Lawrence Summers, former President Bill Clinton’s treasury secretary and a senior economic advisor to President Barack Obama, throws his support behind Obamatrade in an op-ed in the Washington Post, but concedes a major talking point from Republican leaders pushing it is untrue.

Rep. Paul Ryan (R-WI) has been arguing that Trade Promotion Authority (TPA) – also referred to as fast-track trade authority – would give Congress more power over President Obama’s highly secretive trade agreements, including the Trans Pacific Partnership (TPP), Transatlantic Trade and Investment Partnership (T-TIP) and the Trade in Services Agreement (TiSA).

However, Summers argued in his op-ed that if Obama isn’t given fast track and his trade agreements aren’t passed, the president would actually lose power over international negotiations.

“The repudiation of the TPP would neuter the U.S. presidency for the next 19 months,” Summers writes.

By saying Obama’s power would be neutered if Congress doesn’t grant him fast-track trade authority to quickly finalize his three trade agreements, Summers acknowledges that the president’s power to negotiate trade would increase – not decrease – as Republican leadership has been arguing.

For example, Ryan told Bloomberg News last week that TPA allows Congress more oversight and power during the president’s trade negotiations.

There’s a perception that the President will abuse the rules like he does on everything else, but we wrote this so much in a different way so that the President really can’t abuse the rules, so that there’s more transparency, so that we can see the text that’s being negotiated, so the country gets to see what these trade agreements are all about, and Congress sets what the parameters are. Congress says what needs to be in a trade agreement and, more importantly, what cannot be in the trade agreement, and Congress reserves the final power to decide whether or not we enter into a trade agreement with another country or not.

And just before the House of Representatives took its vote Friday afternoon, CNBC reported Ryan said: “This process brings more transparency and more accountability to how we consider trade agreements.

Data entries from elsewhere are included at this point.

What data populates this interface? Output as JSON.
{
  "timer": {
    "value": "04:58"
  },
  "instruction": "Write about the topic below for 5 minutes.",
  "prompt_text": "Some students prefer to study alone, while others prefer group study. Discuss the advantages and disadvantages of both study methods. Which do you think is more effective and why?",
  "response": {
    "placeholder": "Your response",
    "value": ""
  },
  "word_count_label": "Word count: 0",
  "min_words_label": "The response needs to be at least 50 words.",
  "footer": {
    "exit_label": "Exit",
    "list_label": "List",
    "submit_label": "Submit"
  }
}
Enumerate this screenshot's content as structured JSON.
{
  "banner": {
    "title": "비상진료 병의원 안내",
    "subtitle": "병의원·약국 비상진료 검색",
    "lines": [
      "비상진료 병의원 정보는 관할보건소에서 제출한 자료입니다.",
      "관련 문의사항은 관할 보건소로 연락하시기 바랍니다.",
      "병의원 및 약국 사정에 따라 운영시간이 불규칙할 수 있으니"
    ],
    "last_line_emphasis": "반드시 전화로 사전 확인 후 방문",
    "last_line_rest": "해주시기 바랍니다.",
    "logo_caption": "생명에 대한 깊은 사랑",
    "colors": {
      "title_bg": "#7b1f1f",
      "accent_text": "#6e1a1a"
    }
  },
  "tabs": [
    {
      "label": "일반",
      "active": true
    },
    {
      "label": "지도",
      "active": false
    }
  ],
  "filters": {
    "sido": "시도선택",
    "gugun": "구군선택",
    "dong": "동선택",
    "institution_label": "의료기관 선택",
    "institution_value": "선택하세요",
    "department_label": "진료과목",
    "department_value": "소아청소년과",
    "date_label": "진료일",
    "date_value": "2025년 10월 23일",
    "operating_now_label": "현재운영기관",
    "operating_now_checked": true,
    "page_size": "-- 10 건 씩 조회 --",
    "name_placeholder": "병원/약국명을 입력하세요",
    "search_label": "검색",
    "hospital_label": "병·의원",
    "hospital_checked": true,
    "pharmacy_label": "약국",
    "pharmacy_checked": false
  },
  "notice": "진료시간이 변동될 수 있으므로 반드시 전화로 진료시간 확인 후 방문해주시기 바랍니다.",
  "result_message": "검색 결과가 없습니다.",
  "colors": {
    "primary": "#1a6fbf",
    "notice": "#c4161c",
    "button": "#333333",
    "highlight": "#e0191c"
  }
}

And it gives Congress more control over the outcome of these trade agreements.”

But clearly, as even Summers—Obama’s National Economic Council director for the first years of his presidency—says, Ryan is incorrect in his primary argument about TPA giving Congress more power over Obama’s trade agreements. Summers is saying, essentially, that without TPA (among Obama’s other trade agreements) the U.S. president would lose power over international negotiations.

It’s also important to point out another talking point used by President Obama and the mainstream media that is in contrast with a public memo sent out to Congressmen by Republican leadership on Trade Adjustment Assistance.

Because of the way the bills were brought to the floor, the TAA program must be passed in order for TPA to go into effect, but the House overwhelmingly voted against TAA Friday – putting the passage of TPA on pause. Obama and many others pushing for TAA have argued that it’s a program designed for “job-training” for American workers.

“Right now, something called Trade Adjustment Assistance provides vital support, like job-training and community college education, to tens of thousands of American workers each year who were hurt by past trade deals – the kind we’re not going to repeat again,” Obama said during an interview with KVML.

But a memo sent explaining TAA to Representatives explains TAA more appropriately – a prepared welfare program for financial assistance for Americans who lose their jobs due to these impending trade agreements.

“The Trade Adjustment Assistance (TAA) programs provide assistance to workers, firms, and farmers adversely affected by foreign trade. TAA has routinely been reauthorized alongside trade legislation and was last reauthorized in 2011,” the Congressional memo states, indicating TAA is needed to give financial aid to workers who will lose their job from TPP, TTIP and/or TiSA.

The memo continues, “The TAA reauthorization is part of a package that ensures taxpayers are paying no more than they do today, and it includes many important reforms to make the program more targeted, accountable, and efficient.”

However, Breitbart News previously reported the argument as to how TAA will be funded is controversial, as some experts say it does constitute a tax hike on small businesses.